Specific dosing information on patients with hepatic impairment undergoing PCI is not available. Therefore, the use of Exembol Multidose for treatment of patients with hepatic impairment requiring PCI is not recommended.

Use of oral anticoagulants of the coumarin type should be delayed until substantial resolution of thrombocytopaenia e. The intended maintenance atgatroban should be started with no loading dose. Co-administration of Exembol Multidose and oral anticoagulants of the coumarin type produces an additive effect on the INR when the Quick type PT assay is used.

When an Owren PT type assay is used the plasma samples is considerably diluted prior to analysis and the recommendations below should be considered:. The arvatroban value for INR on co- therapy should be as recommended for the oral anticoagulant alone i. Co-therapy of Exembol Multidose and oral anticoagulants of the coumarin type is recommended for a minimum of 5 packwge. INR should be measured daily while Exembol Multidose and oral anticoagulants are co-administered.

The target value for INR should be within the therapeutic range for co-therapy according to the type of assay used see above for at least 2 days before Exembol Multidose is discontinued.

If the repeat INR is below the desired therapeutic range, the infusion of Exembol Multidose should be resumed and the procedure repeated daily until the desired therapeutic range on oral anticoagulants alone is reached. Exembol Multidose causes a generally increased tendency to bleeding. An unexplained fall in haematocrit, fall in blood pressure, or any other unexplained symptom should lead to consideration of a haemorrhagic event.

Exembol Multidose should be used with extreme caution in disease states and other circumstances in which there is an increased danger of haemorrhage.
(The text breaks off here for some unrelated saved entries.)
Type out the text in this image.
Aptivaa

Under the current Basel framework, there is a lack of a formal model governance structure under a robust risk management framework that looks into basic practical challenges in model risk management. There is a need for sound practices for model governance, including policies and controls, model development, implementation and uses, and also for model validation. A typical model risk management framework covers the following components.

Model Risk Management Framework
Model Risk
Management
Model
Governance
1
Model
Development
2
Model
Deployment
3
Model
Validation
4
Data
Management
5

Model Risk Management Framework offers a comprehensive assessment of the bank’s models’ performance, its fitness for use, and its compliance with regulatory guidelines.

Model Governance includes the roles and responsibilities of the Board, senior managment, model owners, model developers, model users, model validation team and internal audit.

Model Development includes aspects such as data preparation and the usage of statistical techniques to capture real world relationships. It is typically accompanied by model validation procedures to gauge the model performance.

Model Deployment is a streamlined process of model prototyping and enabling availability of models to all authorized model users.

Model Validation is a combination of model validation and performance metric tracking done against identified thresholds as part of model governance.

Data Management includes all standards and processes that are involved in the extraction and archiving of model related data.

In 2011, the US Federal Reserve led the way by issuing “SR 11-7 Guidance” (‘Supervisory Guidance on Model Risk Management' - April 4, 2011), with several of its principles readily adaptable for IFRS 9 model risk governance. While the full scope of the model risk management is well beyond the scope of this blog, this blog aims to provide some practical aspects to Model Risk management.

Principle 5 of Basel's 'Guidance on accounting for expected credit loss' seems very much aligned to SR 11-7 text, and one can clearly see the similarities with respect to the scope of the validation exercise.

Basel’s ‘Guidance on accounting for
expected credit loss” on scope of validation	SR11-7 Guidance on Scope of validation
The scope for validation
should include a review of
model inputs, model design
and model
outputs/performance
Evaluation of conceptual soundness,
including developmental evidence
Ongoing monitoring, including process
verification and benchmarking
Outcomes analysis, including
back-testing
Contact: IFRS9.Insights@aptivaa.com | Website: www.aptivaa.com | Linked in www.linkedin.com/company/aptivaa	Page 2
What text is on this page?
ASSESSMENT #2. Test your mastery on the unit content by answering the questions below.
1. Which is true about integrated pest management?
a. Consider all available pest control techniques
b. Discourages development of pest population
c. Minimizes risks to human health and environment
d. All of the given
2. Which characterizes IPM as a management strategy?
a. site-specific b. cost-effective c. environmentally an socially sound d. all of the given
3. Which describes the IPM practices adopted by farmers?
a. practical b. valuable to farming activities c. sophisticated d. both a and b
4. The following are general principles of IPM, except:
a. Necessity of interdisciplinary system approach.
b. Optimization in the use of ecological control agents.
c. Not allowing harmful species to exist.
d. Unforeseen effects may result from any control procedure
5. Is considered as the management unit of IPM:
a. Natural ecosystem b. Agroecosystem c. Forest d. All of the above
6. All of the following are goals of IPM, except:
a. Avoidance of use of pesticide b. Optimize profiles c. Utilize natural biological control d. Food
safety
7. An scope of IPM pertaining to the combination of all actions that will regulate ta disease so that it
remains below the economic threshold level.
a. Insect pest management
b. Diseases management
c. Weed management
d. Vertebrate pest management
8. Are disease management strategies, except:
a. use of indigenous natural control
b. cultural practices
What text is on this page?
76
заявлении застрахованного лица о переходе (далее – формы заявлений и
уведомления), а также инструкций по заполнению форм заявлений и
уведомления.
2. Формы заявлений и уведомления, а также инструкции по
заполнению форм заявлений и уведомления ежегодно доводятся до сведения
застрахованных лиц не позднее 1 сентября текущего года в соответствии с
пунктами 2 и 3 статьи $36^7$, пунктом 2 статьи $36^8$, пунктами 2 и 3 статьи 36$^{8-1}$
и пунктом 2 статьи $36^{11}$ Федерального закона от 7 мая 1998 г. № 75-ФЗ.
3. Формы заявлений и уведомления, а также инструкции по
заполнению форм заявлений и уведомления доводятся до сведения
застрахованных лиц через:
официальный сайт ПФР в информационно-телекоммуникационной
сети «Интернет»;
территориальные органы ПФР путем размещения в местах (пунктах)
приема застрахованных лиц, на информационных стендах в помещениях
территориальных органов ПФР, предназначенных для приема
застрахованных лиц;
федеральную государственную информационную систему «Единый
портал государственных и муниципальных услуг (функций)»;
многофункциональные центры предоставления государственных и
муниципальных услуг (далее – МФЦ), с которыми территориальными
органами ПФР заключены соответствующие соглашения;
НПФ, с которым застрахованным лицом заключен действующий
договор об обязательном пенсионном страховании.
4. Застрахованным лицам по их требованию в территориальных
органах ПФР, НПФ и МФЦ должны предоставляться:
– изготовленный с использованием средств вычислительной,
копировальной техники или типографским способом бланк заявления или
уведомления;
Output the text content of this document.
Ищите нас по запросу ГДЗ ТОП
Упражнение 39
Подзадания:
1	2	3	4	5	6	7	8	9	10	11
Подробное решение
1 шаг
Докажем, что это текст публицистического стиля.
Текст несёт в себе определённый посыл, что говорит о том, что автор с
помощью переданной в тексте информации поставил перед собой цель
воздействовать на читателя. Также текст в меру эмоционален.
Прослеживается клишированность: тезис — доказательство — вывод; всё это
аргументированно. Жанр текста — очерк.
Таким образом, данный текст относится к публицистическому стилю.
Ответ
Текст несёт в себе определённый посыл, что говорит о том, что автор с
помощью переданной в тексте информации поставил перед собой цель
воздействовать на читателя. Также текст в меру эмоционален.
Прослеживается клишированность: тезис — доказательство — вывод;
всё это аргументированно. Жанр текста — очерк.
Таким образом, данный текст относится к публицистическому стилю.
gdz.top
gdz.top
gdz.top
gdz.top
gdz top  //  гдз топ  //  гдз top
These include treatment for severe hypertension; diabetic argartoban immediately following lumbar puncture; spinal anaesthesia; major surgery, insegt involving the brain, spinal cord, or eye; haematological conditions associated with increased bleeding tendencies such as congenital or acquired bleeding disorders and gastrointestinal lesions such as ulcerations.

All parenteral anticoagulants should be discontinued before administration of Exembol Multidose. When Exembol Multidose is inesrt be started after cessation pzckage heparin therapy, sufficient time should be allowed for the effect of heparin on the aPTT to decrease prior to start of Exembol Multidose therapy aratroban hours.

Caution should be exercised when administering Exembol Multidose to patients with hepatic disease, by starting with a lower dose and carefully titrating until the desired level of anticoagulation is achieved see section 4. Also, upon cessation of Exembol Multidose infusion in the hepatically-impaired patient, full reversal of anticoagulant effects may require longer than 4 hours due to decreased clearance of argatroban.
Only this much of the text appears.